I found the following functional equation:
$f(f(x) + y) = f(f(x) - y) + 4f(x)y$
Up to now I tried setting $x = 0$ and $f(0) = c$ to get
$f(c + y) = f(c - y) + 4cy$
If we define $g(x) = f(x) - x^2 - c$, we get $g(c + y) = g(c - y)$ for all $y \in \mathbb{R}$
If we set again in the problem statement $y = f(x)$, we get: $f(2f(x)) = f(0) + 4f(x)^2$, which means that when $x = 0$:
$f(2c) = c + 4c^2$ and $g(2c) = g(0) = f(2c) - (2c)^2 - c = 0$
From these I suspect that $f(x) = x^2 + c$, but I'm not sure how to prove it.
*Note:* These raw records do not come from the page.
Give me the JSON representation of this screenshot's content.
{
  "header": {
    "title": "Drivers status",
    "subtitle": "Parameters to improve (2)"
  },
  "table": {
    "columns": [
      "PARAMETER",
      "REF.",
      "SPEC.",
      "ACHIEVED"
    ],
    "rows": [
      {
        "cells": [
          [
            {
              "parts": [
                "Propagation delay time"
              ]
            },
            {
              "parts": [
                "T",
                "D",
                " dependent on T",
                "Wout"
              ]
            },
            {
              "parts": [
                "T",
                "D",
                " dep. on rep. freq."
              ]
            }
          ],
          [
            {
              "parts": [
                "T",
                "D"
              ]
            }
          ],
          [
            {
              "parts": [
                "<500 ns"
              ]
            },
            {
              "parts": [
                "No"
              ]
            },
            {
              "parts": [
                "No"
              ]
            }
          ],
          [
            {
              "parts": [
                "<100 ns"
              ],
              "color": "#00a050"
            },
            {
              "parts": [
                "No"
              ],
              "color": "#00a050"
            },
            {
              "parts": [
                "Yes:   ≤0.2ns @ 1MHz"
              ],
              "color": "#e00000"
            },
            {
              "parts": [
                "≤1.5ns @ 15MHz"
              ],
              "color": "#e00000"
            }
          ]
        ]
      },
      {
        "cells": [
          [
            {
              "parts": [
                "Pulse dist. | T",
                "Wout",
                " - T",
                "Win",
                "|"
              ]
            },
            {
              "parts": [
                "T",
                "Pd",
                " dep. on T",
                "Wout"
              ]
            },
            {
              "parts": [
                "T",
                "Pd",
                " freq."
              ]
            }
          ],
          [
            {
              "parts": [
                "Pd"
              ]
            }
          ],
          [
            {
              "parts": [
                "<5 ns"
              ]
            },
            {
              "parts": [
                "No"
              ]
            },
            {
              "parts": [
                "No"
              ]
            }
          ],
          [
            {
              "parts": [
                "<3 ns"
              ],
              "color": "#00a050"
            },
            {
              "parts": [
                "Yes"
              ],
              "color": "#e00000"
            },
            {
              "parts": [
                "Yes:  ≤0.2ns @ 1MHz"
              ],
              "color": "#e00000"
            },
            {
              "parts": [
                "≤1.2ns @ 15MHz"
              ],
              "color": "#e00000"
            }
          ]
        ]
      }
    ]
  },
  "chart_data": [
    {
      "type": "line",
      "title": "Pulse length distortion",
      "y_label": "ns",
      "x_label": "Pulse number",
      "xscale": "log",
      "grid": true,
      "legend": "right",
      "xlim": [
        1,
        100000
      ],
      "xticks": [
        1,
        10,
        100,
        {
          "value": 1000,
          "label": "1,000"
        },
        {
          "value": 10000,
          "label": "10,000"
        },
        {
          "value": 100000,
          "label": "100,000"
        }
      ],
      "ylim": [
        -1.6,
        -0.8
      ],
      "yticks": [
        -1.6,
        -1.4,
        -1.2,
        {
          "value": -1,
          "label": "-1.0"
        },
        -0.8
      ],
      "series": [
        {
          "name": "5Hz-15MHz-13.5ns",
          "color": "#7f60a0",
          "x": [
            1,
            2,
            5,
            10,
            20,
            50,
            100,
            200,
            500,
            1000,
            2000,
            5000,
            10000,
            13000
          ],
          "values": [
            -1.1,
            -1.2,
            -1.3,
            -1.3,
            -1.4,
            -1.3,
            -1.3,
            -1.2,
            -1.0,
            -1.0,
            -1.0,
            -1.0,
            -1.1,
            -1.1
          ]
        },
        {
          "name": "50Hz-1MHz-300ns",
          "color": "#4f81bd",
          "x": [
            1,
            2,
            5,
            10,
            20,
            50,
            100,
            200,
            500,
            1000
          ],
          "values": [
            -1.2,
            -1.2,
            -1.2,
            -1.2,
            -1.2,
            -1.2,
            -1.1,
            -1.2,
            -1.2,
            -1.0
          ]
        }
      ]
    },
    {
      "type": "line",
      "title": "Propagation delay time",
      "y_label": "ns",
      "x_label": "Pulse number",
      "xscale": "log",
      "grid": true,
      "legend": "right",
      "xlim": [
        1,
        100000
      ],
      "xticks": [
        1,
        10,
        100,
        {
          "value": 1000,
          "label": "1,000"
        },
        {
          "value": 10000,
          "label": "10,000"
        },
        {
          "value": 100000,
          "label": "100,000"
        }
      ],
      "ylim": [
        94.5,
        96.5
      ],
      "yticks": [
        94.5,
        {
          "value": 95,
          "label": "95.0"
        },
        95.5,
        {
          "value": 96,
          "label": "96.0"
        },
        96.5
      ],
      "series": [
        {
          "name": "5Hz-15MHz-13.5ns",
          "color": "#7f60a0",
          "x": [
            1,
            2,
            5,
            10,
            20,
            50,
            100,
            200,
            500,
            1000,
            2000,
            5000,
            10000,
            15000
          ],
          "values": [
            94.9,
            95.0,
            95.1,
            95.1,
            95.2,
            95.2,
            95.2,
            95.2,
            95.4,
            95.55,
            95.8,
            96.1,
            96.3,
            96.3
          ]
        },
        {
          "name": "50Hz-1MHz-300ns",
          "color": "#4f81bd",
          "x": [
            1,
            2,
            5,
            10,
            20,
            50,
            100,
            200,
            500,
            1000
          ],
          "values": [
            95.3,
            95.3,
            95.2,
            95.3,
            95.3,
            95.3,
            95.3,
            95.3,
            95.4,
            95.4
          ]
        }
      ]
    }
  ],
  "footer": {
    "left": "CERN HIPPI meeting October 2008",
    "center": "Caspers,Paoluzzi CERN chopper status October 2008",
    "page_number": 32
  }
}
Could anyone help me? (Note that I don't know if we need $g(x)$, I just thought it was a good idea)
With $y=f(x)$ you found that $f(2f(x))=f(0)+4f(x)^2$, so the suspected $f(x)=c+x^2$ holds at least for $x\in 2f(\Bbb R)$. First of all note that there is one particular solution with very small image: $$f(x)=0.$$ If $f$ is not identically $0$, say $f(a)\ne0$, then for arbitrary $d\in\Bbb R$ we find $x_1,x_2$ with $f(x_1)-f(x_2)=d$, namely $x_1=f(a)+\frac d{4f(a)}$, $x_2=f(a)-\frac d{4f(a)}$. Then $$\begin{align}f(f(x)-y)+4f(x)y&=f(f(x)+y)\\&=f(f(x')+d+y)\\&=f(f(x')-d-y)+4f(x')(d+y)\\ &=f(f(x)-y-2d)+4(f(x)-d)(d+y)\end{align} $$ Hence if $f(t)=t^2+c$ folds for $t\in\{x,x^2+c-y\}$ then $$f(x^2+c-y-2d)=(x^2+c-y)^2+c+4(x^2+c)y-4(x^2+c-d)(d+y)=(x^2+c-y-2d)^2+c $$ and our equation holds also for $t=x^2+c-y-2d$. By the same argument it holds for $x^2+c-y+2d$ so that by induction we conclude: If $f(t)=t^2+c$ holds for $t=x$ then it holds for $t\in x+2d\Bbb Z$. Specifically, it holds for $t\in 2d\Bbb Z$ where $d$ is any difference between function values, hence for all $t\in \Bbb R$.